What has changed, though, is this: Gen Z women don’t want to date in their own communities—a homegrown brand of misogyny tends to kill the romance rather quickly. Take me, for example. I would never be with a man from Lucknow, my hometown, and I will spend my entire life warning other women against doing it. A Telugu friend, raised in Mumbai, confirmed my thesis. “There’s a sort of narcissism in North Indian men (her sample size is one man from Lucknow), which makes them emotionally constipated. They don’t dance, don’t cry, don’t express love, happiness,” she said. “It’s hard to be childlike around my North Indian man, I guess.” She needs to pick another state and try again.
Women in my gossip network can’t stop giving their hot takes on men, state-wise. Apparently, Odia men only like to eat and sleep and can’t be bothered to make date plans. Tamil men have a diverse palette when it comes to the food they can tolerate, unlike Delhi men. Kashmiri men are only good in theory; all the compliments about their looks have gotten to their heads. And men from Madhya Pradesh always marry their mother’s choice, so there is no point in dating them—so I have heard. Men say Delhi women are air-headed, Malayali women are too dominating, Rajasthani women are too orthodox and a lot of South Indian men think that all North Indian women are locked in the kitchen as soon as they are born. (Dear reader, I haven’t had the time to fact-check these claims, so believe at your own risk.)
A UP-born man has crossed the final hurdle—after five years together, he’s finally convinced his Karnataka-born girlfriend’s parents that he’s, in fact, good for her. His loud North Indian demeanour didn’t deter the girlfriend. The only cultural rift they encountered in their relationship was one of rice vs roti—the South Indian rice won in the end because, honestly, who has the time to make rotis every day?

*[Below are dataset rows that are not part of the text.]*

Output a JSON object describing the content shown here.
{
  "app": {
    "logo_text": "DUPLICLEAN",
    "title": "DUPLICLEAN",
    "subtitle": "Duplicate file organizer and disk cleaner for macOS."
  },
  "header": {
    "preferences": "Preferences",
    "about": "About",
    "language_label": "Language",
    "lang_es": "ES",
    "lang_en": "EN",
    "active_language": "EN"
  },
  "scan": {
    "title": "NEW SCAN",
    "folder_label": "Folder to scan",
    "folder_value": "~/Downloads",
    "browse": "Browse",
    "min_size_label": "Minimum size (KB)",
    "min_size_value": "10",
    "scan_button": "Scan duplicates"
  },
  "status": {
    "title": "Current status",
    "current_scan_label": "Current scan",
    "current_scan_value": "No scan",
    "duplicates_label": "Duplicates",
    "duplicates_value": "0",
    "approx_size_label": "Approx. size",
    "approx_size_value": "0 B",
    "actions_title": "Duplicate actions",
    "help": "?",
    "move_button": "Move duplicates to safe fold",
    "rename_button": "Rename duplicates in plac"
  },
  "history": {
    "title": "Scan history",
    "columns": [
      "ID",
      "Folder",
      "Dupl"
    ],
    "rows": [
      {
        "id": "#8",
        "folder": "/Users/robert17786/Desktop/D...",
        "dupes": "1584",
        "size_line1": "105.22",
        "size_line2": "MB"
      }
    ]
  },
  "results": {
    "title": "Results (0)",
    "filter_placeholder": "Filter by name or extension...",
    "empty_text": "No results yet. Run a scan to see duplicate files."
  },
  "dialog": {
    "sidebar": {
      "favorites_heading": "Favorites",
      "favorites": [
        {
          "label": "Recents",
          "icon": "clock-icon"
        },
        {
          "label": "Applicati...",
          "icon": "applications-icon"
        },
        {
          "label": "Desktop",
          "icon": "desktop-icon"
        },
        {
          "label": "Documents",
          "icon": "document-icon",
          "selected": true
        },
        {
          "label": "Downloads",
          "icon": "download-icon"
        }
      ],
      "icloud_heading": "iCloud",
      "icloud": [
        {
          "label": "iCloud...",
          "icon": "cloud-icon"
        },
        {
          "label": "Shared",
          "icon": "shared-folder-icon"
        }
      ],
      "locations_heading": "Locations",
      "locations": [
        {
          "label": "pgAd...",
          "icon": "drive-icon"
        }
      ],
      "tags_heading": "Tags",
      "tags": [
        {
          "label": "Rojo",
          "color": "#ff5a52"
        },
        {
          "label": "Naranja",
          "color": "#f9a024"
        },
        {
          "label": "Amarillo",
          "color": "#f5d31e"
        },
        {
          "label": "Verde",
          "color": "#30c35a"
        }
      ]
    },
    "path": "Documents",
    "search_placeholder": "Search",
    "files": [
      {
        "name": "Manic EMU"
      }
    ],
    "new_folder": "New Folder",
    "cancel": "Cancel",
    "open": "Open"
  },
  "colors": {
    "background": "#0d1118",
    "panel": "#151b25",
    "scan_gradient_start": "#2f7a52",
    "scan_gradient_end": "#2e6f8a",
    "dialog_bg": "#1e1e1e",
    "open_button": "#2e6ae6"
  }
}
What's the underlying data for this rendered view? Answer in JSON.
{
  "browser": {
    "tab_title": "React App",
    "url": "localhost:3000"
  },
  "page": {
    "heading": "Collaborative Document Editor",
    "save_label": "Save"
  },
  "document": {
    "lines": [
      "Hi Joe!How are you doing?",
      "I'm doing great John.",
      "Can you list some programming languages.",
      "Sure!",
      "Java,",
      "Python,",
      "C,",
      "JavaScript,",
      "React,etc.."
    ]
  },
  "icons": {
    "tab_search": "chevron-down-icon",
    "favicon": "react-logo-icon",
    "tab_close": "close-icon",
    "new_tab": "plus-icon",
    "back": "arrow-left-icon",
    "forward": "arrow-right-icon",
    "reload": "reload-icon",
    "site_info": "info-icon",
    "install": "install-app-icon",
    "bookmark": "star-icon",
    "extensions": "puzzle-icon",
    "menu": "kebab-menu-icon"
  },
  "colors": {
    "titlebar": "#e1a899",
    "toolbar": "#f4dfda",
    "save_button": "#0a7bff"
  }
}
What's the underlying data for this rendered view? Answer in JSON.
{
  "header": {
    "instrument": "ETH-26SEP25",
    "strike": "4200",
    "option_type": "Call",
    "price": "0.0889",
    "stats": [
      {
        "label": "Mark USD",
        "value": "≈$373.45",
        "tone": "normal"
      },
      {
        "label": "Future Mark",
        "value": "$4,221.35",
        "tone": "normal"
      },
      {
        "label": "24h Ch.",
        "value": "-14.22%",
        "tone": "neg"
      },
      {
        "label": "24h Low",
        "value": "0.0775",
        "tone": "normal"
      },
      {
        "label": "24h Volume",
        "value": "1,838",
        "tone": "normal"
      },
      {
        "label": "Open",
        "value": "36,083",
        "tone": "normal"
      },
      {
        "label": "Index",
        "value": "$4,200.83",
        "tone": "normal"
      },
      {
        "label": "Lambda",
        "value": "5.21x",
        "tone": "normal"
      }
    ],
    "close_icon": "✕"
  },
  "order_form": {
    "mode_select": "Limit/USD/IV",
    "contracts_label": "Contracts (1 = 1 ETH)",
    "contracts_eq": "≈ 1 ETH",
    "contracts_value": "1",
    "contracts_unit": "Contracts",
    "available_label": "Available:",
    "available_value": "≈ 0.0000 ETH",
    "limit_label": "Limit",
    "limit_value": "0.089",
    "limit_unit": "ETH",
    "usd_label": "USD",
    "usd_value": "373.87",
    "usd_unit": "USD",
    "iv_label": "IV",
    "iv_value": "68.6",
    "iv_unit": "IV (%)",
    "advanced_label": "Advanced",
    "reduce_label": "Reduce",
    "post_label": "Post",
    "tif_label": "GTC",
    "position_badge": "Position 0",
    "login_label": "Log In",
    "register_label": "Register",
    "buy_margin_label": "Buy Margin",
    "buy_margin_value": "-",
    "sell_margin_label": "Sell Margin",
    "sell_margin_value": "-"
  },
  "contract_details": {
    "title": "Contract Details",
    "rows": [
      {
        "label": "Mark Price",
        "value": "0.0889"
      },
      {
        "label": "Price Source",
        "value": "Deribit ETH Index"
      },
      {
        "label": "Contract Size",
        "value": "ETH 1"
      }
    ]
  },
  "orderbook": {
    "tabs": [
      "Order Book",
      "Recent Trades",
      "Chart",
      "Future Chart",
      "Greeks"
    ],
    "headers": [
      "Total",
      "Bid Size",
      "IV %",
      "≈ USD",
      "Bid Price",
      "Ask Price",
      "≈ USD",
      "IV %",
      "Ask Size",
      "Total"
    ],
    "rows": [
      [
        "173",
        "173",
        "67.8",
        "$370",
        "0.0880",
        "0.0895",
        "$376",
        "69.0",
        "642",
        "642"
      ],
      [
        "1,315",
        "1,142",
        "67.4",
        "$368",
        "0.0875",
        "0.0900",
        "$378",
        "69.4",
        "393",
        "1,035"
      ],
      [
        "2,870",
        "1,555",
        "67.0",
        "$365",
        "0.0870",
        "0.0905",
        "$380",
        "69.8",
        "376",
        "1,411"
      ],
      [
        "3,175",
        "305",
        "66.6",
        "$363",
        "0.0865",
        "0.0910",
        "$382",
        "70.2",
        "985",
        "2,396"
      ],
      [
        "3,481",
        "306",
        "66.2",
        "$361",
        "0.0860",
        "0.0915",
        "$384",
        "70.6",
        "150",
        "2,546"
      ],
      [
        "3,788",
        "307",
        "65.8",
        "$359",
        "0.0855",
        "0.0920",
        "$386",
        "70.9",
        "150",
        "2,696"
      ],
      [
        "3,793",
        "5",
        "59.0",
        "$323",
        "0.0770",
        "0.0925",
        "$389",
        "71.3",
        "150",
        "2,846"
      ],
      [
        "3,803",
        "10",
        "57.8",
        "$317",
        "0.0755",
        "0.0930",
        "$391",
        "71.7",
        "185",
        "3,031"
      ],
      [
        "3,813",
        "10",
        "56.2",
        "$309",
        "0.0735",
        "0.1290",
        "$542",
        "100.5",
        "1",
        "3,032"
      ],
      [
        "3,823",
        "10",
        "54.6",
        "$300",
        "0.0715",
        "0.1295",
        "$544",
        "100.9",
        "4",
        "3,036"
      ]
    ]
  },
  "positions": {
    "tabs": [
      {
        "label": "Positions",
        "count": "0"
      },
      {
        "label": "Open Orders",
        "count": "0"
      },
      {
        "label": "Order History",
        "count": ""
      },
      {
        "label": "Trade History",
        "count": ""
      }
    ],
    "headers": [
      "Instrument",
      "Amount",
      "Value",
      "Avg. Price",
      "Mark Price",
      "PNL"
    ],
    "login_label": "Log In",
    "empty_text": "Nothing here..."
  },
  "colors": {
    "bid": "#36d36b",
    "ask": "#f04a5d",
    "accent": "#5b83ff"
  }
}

In fact, food is a big battleground—everyone thinks their home state serves the best. A Bengali woman, who is dating a Malayali man, always makes it a point to mock her boyfriend about how his people eat dried fish—unlike her people, who only prefer fresh water fish. She’s suffering from maachoism. A Chandigarh boy, on the other hand, teases his Malayali girlfriend for how she can eat ripe jackfruit without making a face. “His understanding of good food is tandoori momo floating in Afghani sauce. It’s mortifying,” she told me.
Some healthy bickering is inevitable when people from two vastly different cultures cohabitate. A Delhi girl was called “Vadakkan” by her Tamil ex-boyfriend, which basically means northie (derogatory). She didn’t mind; she doesn’t quite identify as one anyway and it made the boy very happy to call her that.
Both sides, of course, are convinced the other is geographically challenged. I recently had a breakthrough with a Tamil boy who was ranting about how North Indians lump everyone together and can’t tell Kerala from Tamil Nadu. I asked, “What’s the capital of Uttar Pradesh?” You could hear crickets in the room. To him, all northies are Punjabis, anyway.